To plan and deliver radio programs well, broadcasters need to collect information—information about their communities and their needs, and information about the topics they will cover on air. But crises make collecting and processing information more difficult.
We talked about the issue of gathering information during security crises as part of a discussion in our WhatsApp group of broadcasting partners in Burkina Faso. From August 15 to 19, 2022, Amidou Kabré facilitated a five-day discussion, with the support of experienced journalist specialist Abdoulaye Ouattara.
The discussion dealt with subjects such as: the status of collecting and processing information by radio stations in security crises; roles and responsibilities of radio journalists in gathering and processing information in security crises; and access to sources of information.
Some regions of Burkina Faso have experienced insecurity since 2011, and the instability, conflict, and violence have affected access to sources and collecting information in those regions. In this situation, there can be confusion about the roles of journalists, politicians, and even the average person.
Our discussion showed that information related to security issues cannot be treated like other kinds of information. We often talk about the social responsibility of the journalist. In the current situation, this responsibility is owed to those who died and their bereaved families, who often learn of the death of their loved ones on the airwaves. But journalists’ role in the event of a violent attack is also to contribute to reducing the chaos, inertia, and immediate consequences of terrorism on those impacted. More than ever, in the event of a terrorist attack, journalists said their mission is to inform the public.
Journalists in the discussion felt that their responsibility is to evaluate the relevance of the information they provide, both in terms of the usefulness of the information, as well as the calming effect it can have on the local population.
Participants acknowledged that women often have good information to share on air.
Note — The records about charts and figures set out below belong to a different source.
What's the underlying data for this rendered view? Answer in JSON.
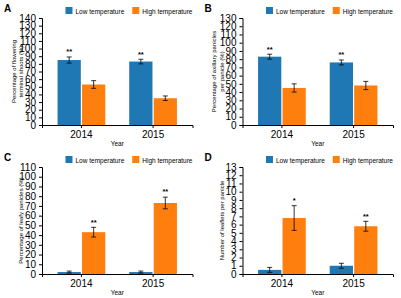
{
  "chart_data": [
    {
      "type": "bar",
      "title": "A",
      "ylabel": "Percentage of flowering\nterminal shoots (%)",
      "xlabel": "Year",
      "categories": [
        "2014",
        "2015"
      ],
      "series": [
        {
          "name": "Low temperature",
          "color": "#1f77b4",
          "values": [
            85,
            83
          ],
          "errors": [
            4,
            3
          ],
          "sig_labels": [
            "**",
            "**"
          ]
        },
        {
          "name": "High temperature",
          "color": "#ff7f0e",
          "values": [
            53,
            35
          ],
          "errors": [
            5,
            3
          ],
          "sig_labels": [
            null,
            null
          ]
        }
      ],
      "ylim": [
        0,
        140
      ],
      "yticks": [
        0,
        10,
        20,
        30,
        40,
        50,
        60,
        70,
        80,
        90,
        100,
        110,
        120,
        130,
        140
      ],
      "legend": "upper right"
    },
    {
      "type": "bar",
      "title": "B",
      "ylabel": "Percentage of axillary panicles\nper panicle (%)",
      "xlabel": "Year",
      "categories": [
        "2014",
        "2015"
      ],
      "series": [
        {
          "name": "Low temperature",
          "color": "#1f77b4",
          "values": [
            83,
            76
          ],
          "errors": [
            3,
            3
          ],
          "sig_labels": [
            "**",
            "**"
          ]
        },
        {
          "name": "High temperature",
          "color": "#ff7f0e",
          "values": [
            45,
            48
          ],
          "errors": [
            5,
            5
          ],
          "sig_labels": [
            null,
            null
          ]
        }
      ],
      "ylim": [
        0,
        130
      ],
      "yticks": [
        0,
        10,
        20,
        30,
        40,
        50,
        60,
        70,
        80,
        90,
        100,
        110,
        120,
        130
      ],
      "legend": "upper right"
    },
    {
      "type": "bar",
      "title": "C",
      "ylabel": "Percentage of leafy panicles (%)",
      "xlabel": "Year",
      "categories": [
        "2014",
        "2015"
      ],
      "series": [
        {
          "name": "Low temperature",
          "color": "#1f77b4",
          "values": [
            2,
            2
          ],
          "errors": [
            1,
            1
          ],
          "sig_labels": [
            null,
            null
          ]
        },
        {
          "name": "High temperature",
          "color": "#ff7f0e",
          "values": [
            43,
            73
          ],
          "errors": [
            5,
            6
          ],
          "sig_labels": [
            "**",
            "**"
          ]
        }
      ],
      "ylim": [
        0,
        110
      ],
      "yticks": [
        0,
        10,
        20,
        30,
        40,
        50,
        60,
        70,
        80,
        90,
        100,
        110
      ],
      "legend": "upper right"
    },
    {
      "type": "bar",
      "title": "D",
      "ylabel": "Number of leaflets per panicle",
      "xlabel": "Year",
      "categories": [
        "2014",
        "2015"
      ],
      "series": [
        {
          "name": "Low temperature",
          "color": "#1f77b4",
          "values": [
            0.5,
            1.0
          ],
          "errors": [
            0.3,
            0.3
          ],
          "sig_labels": [
            null,
            null
          ]
        },
        {
          "name": "High temperature",
          "color": "#ff7f0e",
          "values": [
            6.8,
            5.8
          ],
          "errors": [
            1.5,
            0.6
          ],
          "sig_labels": [
            "*",
            "**"
          ]
        }
      ],
      "ylim": [
        0,
        13
      ],
      "yticks": [
        0,
        1,
        2,
        3,
        4,
        5,
        6,
        7,
        8,
        9,
        10,
        11,
        12,
        13
      ],
      "legend": "upper right"
    }
  ]
}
But it is difficult to collect their testimonies. Letting women know that their contributions are important can make the difference in encouraging a woman to share, and offering her the opportunity to speak anonymously can also help.
Before the end of the discussion, we covered how to stay safe while carrying out broadcasting work in areas in crisis. The journalist’s social responsibility is significant, but it does not extend to endangering their life or that of others because of the information they share. If journalists receive threats, they should inform the person in charge of the radio station and then possibly the authorities.
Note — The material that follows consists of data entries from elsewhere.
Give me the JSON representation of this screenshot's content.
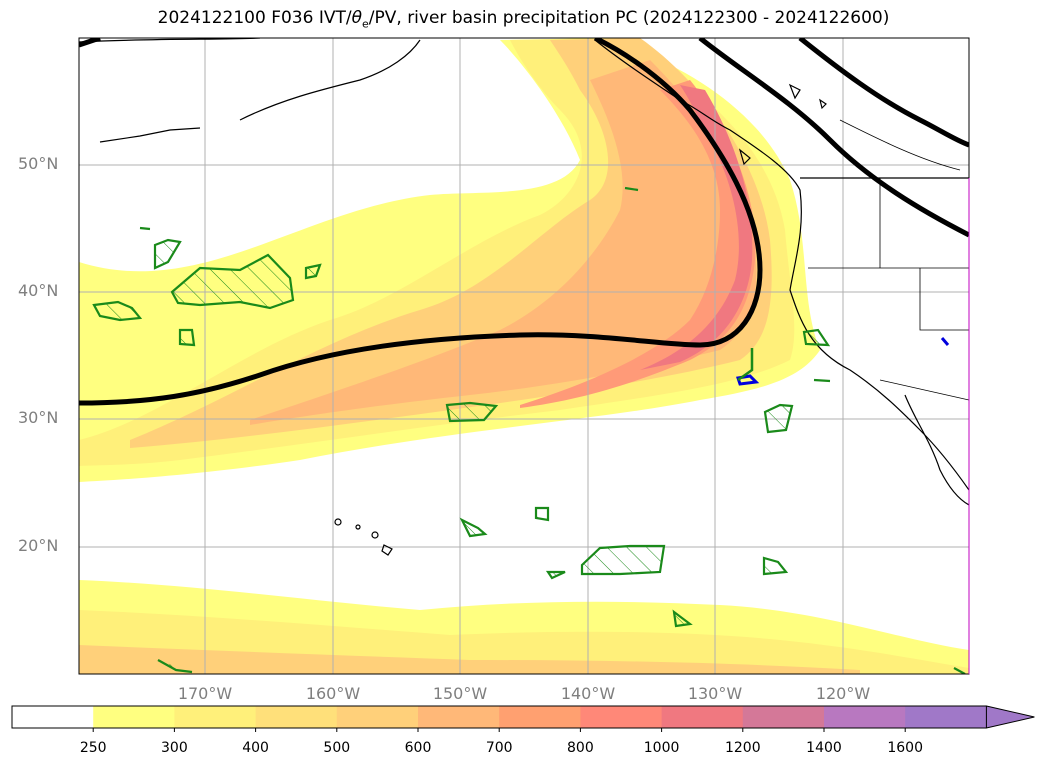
{
  "title": {
    "prefix": "2024122100 F036 IVT/",
    "theta": "θ",
    "sub": "e",
    "suffix": "/PV, river basin precipitation PC (2024122300 - 2024122600)"
  },
  "lat_labels": [
    "50°N",
    "40°N",
    "30°N",
    "20°N"
  ],
  "lon_labels": [
    "170°W",
    "160°W",
    "150°W",
    "140°W",
    "130°W",
    "120°W"
  ],
  "colorbar": {
    "ticks": [
      "250",
      "300",
      "400",
      "500",
      "600",
      "700",
      "800",
      "1000",
      "1200",
      "1400",
      "1600"
    ],
    "colors": [
      "#ffffff",
      "#ffff80",
      "#fff07a",
      "#ffe07a",
      "#ffd07a",
      "#ffb878",
      "#ffa070",
      "#ff8878",
      "#f07880",
      "#d47898",
      "#b878c0",
      "#a078c8"
    ],
    "extend": "max"
  },
  "map": {
    "region": "North Pacific / West coast of North America",
    "lat_range": [
      10,
      60
    ],
    "lon_range": [
      -180,
      -110
    ],
    "grid": true,
    "contours": [
      "IVT shading (kg m-1 s-1)",
      "theta-e black contour",
      "PV green hatched",
      "precip basins blue"
    ]
  }
}
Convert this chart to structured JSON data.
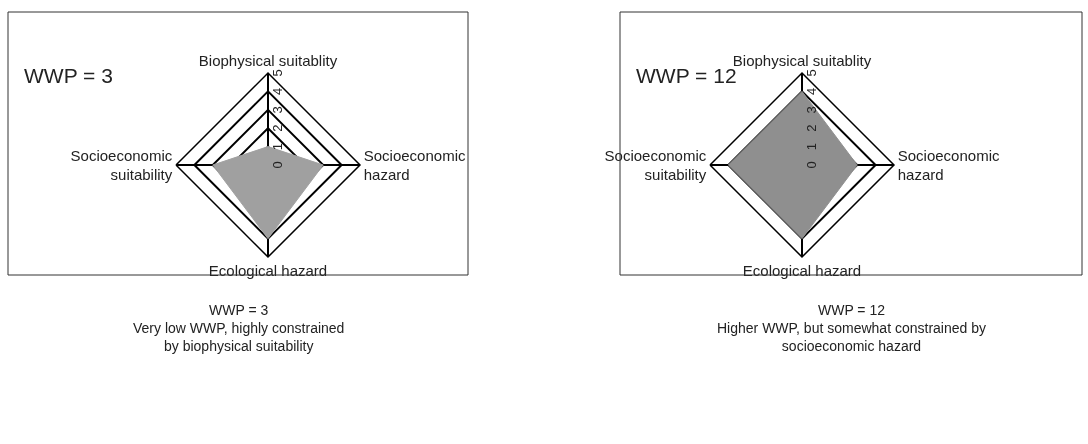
{
  "chart_data": [
    {
      "type": "radar",
      "categories": [
        "Biophysical suitablity",
        "Socioeconomic\nhazard",
        "Ecological hazard",
        "Socioeconomic\nsuitability"
      ],
      "series": [
        {
          "color": "#a0a0a0",
          "values": [
            1,
            3,
            4,
            3
          ]
        }
      ],
      "ylim": [
        0,
        5
      ],
      "yticks": [
        0,
        1,
        2,
        3,
        4,
        5
      ],
      "grid": true,
      "annotations": [
        "WWP = 3",
        "WWP = 3\nVery low WWP, highly constrained\nby biophysical suitability"
      ]
    },
    {
      "type": "radar",
      "categories": [
        "Biophysical suitablity",
        "Socioeconomic\nhazard",
        "Ecological hazard",
        "Socioeconomic\nsuitability"
      ],
      "series": [
        {
          "color": "#8f8f8f",
          "values": [
            4,
            3,
            4,
            4
          ]
        }
      ],
      "ylim": [
        0,
        5
      ],
      "yticks": [
        0,
        1,
        2,
        3,
        4,
        5
      ],
      "grid": true,
      "annotations": [
        "WWP = 12",
        "WWP = 12\nHigher WWP, but somewhat constrained by\nsocioeconomic hazard"
      ]
    }
  ]
}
Some takeaways from the discussion: Despite the security situation in Burkina Faso, some radio stations continue to share information about terrorism in an effort to keep their community informed. But radio stations in areas with strong security challenges cannot provide all kinds of information. Some journalists experience threats, intimidation, manipulation, and false alarms. In these situations, journalists must evaluate the importance, the necessity, the impact, and the need for information, never trust those around them during telephone communications, as well as control who they associate with and what they say in public places. In case of an attack, the first thing to do is determine if the situation is under control and that you are not putting yourself in danger by going to the site of the attack. Respect the safety instructions given by authorities.